The scandal broke during the 1997 murder trial of Jefta Dube. Dube was Banana’s bodyguard and one of his victims. When, in 1995, a fellow police officer taunted him by calling him "Banana’s wife," Dube snapped and shot the other man. Quick, somebody call Jenny Jones!

Banana fled to South Africa for a time, but returned reportedly hoping for a presidential pardon. His prospects were not good, since Zimbabwe is not exactly progressive when it comes to sexual orientation. Prime Minister Robert Mugabe has called homosexuals "lower than pigs and dogs." Banana died in 2003 while in exile in London, still waiting for that pardon.

But dammit, where did he get a name like that?

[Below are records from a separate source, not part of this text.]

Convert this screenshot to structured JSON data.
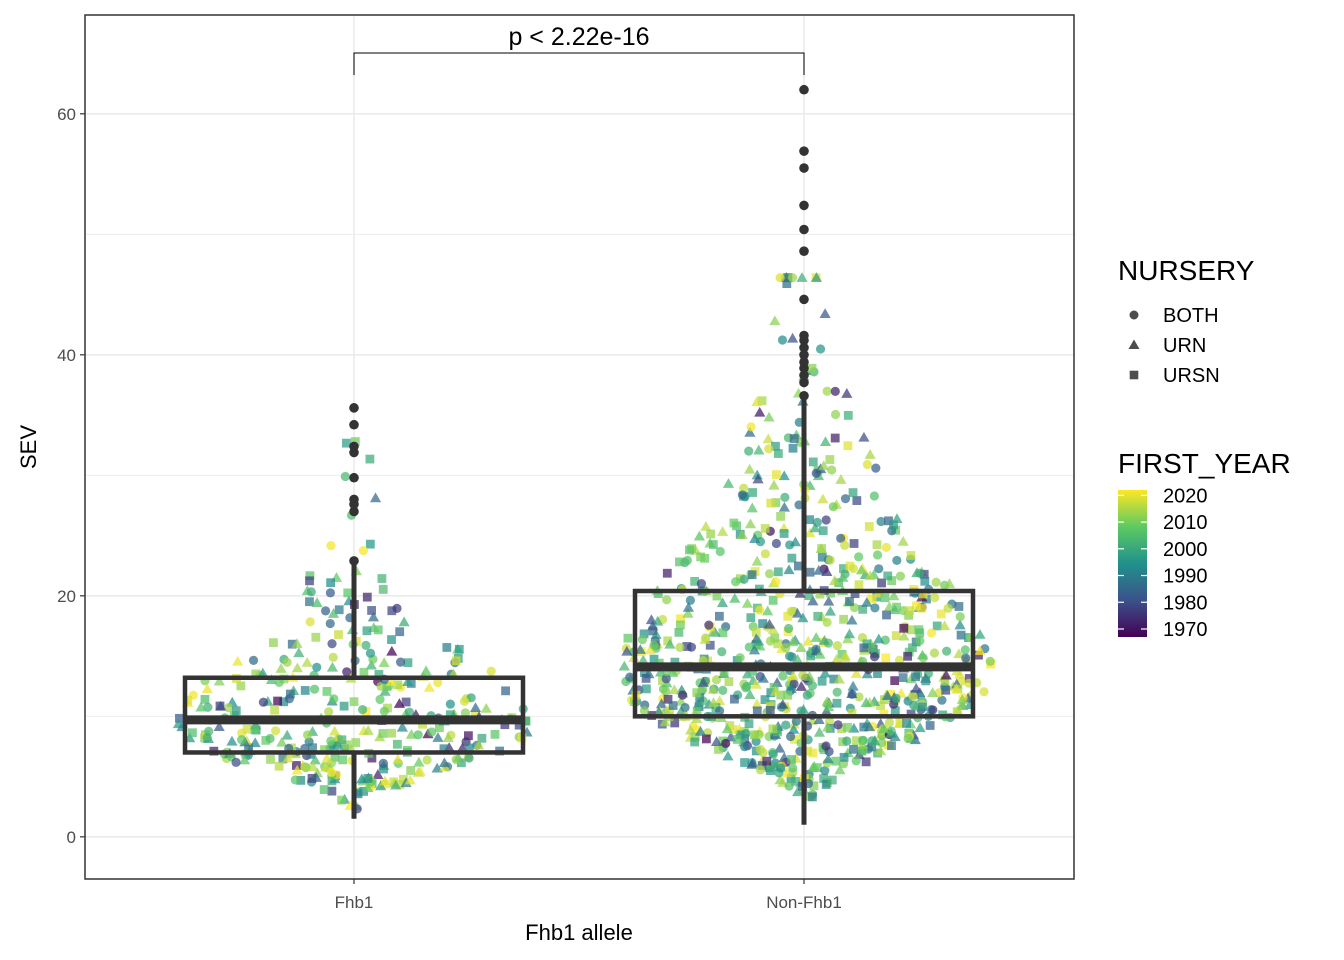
{
  "chart_data": {
    "type": "box-beeswarm",
    "xlabel": "Fhb1 allele",
    "ylabel": "SEV",
    "categories": [
      "Fhb1",
      "Non-Fhb1"
    ],
    "ylim": [
      -3.5,
      68.2
    ],
    "yticks": [
      0,
      20,
      40,
      60
    ],
    "grid": true,
    "annotation": {
      "text": "p < 2.22e-16",
      "between": [
        "Fhb1",
        "Non-Fhb1"
      ],
      "y": 65
    },
    "boxes": [
      {
        "category": "Fhb1",
        "min": 1.5,
        "q1": 7.0,
        "median": 9.7,
        "q3": 13.2,
        "max": 22.8,
        "outliers": [
          22.9,
          27.0,
          27.6,
          28.0,
          29.8,
          31.9,
          32.4,
          34.2,
          35.6
        ]
      },
      {
        "category": "Non-Fhb1",
        "min": 1.0,
        "q1": 10.0,
        "median": 14.1,
        "q3": 20.4,
        "max": 36.4,
        "outliers": [
          36.6,
          37.7,
          38.3,
          38.9,
          39.4,
          40.0,
          40.6,
          41.2,
          41.6,
          44.6,
          48.6,
          50.4,
          52.4,
          55.5,
          56.9,
          62.0
        ]
      }
    ],
    "shape_legend": {
      "title": "NURSERY",
      "items": [
        "BOTH",
        "URN",
        "URSN"
      ]
    },
    "color_legend": {
      "title": "FIRST_YEAR",
      "ticks": [
        "2020",
        "2010",
        "2000",
        "1990",
        "1980",
        "1970"
      ],
      "range": [
        1967,
        2022
      ],
      "palette": "viridis"
    },
    "colors": {
      "box": "#333333",
      "panel_border": "#333333",
      "grid": "#ebebeb",
      "viridis": [
        "#440154",
        "#3b528b",
        "#21918c",
        "#5ec962",
        "#fde725"
      ]
    },
    "series": [
      {
        "name": "Fhb1",
        "n": 360,
        "center": 1,
        "median": 9.7,
        "spread": 0.46
      },
      {
        "name": "Non-Fhb1",
        "n": 840,
        "center": 2,
        "median": 14.1,
        "spread": 0.52
      }
    ]
  }
}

You know someone named "Canaan Banana" was destined to get into some kind of interesting trouble.

Just an aside.

I have noticed that when Africans adopt English names that they do so with an absolutely carefree disregard for assumed conventions because they do not assume the same conventions.

I have met people with names like Prince High Holy Christopher. His mother just liked the sound of it.

In the same way, a woman's rubber shower cap was seen adorning the head of what appeared to be someone generally regarded as a very "cool dude" in Monrovia, Liberia.

Very refreshing, really.

Of course, I find that most people have their names backwards with the family name last and the personal name first instead of the East Asian form of family name and then personal name. I adopt this convention in email, but it still seems odd to me.